Why is the prospect of a cap on coal prices proving more difficult than a cap on gas?

CHALMERS:

There are different levers depending on the commodity and in the gas market, the ACCC already has a substantial role. There is already a code of conduct which we've said previously we'd like to explore making mandatory. And there are other levers in gas markets which are different to the levers available in coal markets. What we would like to do if we can is to protect our reputation as a good international partner when it comes to supplying some of these commodities to the world. We would like to avoid a tax outcome if we can and so that means the focus lies – whether it's in gas and/or coal – in a regulatory solution. And again, if there is a role to play for the Commonwealth Budget in a limited way, but in a consequential way, then obviously we'll consider that too.

JOURNALIST:

And where are negotiations at with the states?

CHALMERS:

The Prime Minister has had a number of important conversations with his colleagues in the states.
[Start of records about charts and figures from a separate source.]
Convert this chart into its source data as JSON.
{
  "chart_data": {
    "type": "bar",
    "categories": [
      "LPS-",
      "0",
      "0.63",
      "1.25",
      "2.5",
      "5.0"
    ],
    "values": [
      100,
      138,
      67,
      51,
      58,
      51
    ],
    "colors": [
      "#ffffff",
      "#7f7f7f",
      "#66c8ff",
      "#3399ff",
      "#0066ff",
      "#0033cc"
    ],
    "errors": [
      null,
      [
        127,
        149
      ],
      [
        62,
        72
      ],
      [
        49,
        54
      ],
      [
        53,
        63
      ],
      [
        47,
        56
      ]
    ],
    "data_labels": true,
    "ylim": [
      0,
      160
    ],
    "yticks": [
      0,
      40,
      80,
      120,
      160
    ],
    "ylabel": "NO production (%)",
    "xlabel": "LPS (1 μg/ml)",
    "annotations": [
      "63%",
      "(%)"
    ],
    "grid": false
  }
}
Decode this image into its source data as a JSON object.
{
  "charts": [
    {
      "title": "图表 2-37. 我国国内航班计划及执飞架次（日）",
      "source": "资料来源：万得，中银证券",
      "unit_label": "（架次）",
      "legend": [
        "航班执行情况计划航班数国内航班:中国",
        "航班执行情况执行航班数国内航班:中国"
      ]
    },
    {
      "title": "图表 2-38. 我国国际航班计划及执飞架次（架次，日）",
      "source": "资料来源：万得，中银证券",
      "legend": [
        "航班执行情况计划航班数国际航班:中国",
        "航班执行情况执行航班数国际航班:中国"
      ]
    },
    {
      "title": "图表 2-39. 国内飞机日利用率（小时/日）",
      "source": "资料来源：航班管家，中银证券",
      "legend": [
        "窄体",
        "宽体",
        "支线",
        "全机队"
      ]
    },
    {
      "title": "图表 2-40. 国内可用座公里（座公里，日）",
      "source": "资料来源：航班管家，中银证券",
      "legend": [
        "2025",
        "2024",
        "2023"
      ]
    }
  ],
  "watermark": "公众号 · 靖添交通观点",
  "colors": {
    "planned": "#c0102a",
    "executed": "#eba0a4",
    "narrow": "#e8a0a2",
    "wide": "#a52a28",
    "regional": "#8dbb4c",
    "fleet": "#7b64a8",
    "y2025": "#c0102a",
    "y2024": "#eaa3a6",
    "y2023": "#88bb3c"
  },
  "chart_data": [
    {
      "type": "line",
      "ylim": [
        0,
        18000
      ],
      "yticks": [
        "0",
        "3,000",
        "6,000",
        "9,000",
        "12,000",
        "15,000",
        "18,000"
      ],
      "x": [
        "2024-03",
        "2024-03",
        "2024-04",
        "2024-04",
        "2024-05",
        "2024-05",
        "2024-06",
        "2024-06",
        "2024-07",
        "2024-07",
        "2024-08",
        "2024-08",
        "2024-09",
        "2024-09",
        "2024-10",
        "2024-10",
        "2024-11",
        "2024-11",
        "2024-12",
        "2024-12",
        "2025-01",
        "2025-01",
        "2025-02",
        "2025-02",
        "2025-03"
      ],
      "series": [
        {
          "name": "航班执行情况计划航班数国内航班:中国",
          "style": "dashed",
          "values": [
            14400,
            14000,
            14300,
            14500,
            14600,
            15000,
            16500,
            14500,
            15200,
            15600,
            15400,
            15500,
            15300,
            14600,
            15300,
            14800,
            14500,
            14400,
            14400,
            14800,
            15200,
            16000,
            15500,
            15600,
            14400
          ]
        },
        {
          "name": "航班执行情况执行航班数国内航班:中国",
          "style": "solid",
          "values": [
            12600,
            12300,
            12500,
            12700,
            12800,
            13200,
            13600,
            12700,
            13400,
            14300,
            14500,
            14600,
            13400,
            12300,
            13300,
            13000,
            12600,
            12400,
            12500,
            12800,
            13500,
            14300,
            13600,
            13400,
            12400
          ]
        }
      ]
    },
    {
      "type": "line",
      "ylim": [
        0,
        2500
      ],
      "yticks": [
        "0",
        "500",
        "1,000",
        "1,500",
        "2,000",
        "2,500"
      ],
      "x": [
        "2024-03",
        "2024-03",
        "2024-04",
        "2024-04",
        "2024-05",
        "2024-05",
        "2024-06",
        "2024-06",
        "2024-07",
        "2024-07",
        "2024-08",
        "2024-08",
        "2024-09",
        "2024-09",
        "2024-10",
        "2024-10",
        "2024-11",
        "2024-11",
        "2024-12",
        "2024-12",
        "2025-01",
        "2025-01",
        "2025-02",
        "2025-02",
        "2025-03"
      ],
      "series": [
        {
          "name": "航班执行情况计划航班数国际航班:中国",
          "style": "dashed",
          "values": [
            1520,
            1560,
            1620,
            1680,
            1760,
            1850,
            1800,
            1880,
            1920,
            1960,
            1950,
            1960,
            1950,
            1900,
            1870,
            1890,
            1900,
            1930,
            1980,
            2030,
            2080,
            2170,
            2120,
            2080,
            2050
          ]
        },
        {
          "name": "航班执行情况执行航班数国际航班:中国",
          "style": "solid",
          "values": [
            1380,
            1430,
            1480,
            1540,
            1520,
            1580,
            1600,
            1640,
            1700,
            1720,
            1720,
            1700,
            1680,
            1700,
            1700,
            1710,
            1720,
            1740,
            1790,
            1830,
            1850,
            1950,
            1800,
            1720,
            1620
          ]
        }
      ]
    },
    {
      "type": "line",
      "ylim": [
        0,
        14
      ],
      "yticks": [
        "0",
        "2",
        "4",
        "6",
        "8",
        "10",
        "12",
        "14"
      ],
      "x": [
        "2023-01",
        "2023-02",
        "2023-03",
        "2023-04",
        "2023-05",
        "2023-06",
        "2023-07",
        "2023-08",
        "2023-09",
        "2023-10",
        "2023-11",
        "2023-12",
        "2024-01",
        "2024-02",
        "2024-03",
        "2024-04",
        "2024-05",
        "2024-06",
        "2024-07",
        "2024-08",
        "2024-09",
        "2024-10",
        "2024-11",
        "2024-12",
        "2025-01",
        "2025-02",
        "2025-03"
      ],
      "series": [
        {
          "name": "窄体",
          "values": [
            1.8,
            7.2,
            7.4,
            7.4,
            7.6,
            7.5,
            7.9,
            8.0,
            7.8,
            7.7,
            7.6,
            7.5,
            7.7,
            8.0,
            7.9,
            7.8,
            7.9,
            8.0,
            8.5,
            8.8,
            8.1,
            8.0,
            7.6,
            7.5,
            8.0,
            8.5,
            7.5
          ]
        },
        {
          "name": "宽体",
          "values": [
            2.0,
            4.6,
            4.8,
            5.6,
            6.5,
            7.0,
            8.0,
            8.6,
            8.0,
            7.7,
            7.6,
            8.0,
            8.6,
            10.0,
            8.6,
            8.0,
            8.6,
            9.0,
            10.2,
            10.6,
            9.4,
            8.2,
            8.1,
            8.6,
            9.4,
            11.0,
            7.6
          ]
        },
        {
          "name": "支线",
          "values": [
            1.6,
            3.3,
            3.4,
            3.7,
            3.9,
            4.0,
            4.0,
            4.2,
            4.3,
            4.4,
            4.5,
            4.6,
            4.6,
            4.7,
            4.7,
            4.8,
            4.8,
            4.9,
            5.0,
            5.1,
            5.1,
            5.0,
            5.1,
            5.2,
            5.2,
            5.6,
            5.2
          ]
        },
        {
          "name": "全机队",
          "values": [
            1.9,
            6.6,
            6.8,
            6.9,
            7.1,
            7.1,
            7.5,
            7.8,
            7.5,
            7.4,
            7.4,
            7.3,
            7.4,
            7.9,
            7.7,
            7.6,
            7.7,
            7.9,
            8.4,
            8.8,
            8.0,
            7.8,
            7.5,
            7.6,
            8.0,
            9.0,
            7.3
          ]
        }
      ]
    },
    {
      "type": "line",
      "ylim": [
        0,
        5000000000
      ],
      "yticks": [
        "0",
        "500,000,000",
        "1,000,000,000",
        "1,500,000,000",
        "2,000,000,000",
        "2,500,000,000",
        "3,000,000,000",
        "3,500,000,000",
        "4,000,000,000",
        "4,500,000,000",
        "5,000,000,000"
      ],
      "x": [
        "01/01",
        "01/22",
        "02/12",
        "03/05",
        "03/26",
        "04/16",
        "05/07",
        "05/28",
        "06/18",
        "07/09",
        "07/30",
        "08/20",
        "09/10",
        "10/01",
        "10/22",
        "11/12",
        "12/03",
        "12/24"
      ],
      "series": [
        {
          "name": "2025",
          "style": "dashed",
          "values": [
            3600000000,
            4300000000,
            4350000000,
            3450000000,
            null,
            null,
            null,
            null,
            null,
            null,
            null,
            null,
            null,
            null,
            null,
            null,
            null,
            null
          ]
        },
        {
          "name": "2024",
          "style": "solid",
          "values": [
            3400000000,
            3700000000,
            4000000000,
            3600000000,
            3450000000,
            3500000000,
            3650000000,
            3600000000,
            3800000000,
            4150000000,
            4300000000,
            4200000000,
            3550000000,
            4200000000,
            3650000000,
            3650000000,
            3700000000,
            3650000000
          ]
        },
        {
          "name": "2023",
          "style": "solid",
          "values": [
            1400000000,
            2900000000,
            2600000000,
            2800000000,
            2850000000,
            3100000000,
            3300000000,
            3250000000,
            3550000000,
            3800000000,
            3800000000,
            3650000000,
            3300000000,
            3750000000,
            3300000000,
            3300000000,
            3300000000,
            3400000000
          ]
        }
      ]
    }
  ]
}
Chris Bowen has an opportunity on Thursday, I believe, to meet with his ministerial counterparts, the energy ministers from the states and territories in the lead up to the National Cabinet meeting on Friday afternoon. And so there's a lot of engagement going on. There's a lot of constructive and I hope productive conversations going on. The Prime Minister is still working hard towards an outcome, despite being at home with COVID. And those conversations, no doubt will continue. But we bring to the table in these negotiations a respectful approach, we want to be constructive about it. We recognise the pressures on the states, just like they are on the Commonwealth. And what we would like to do is to try and get to an outcome which serves the interests of Australians, Australian industry and the Australian economy. And I would have thought everybody's got a stake in making that work. Thanks very much.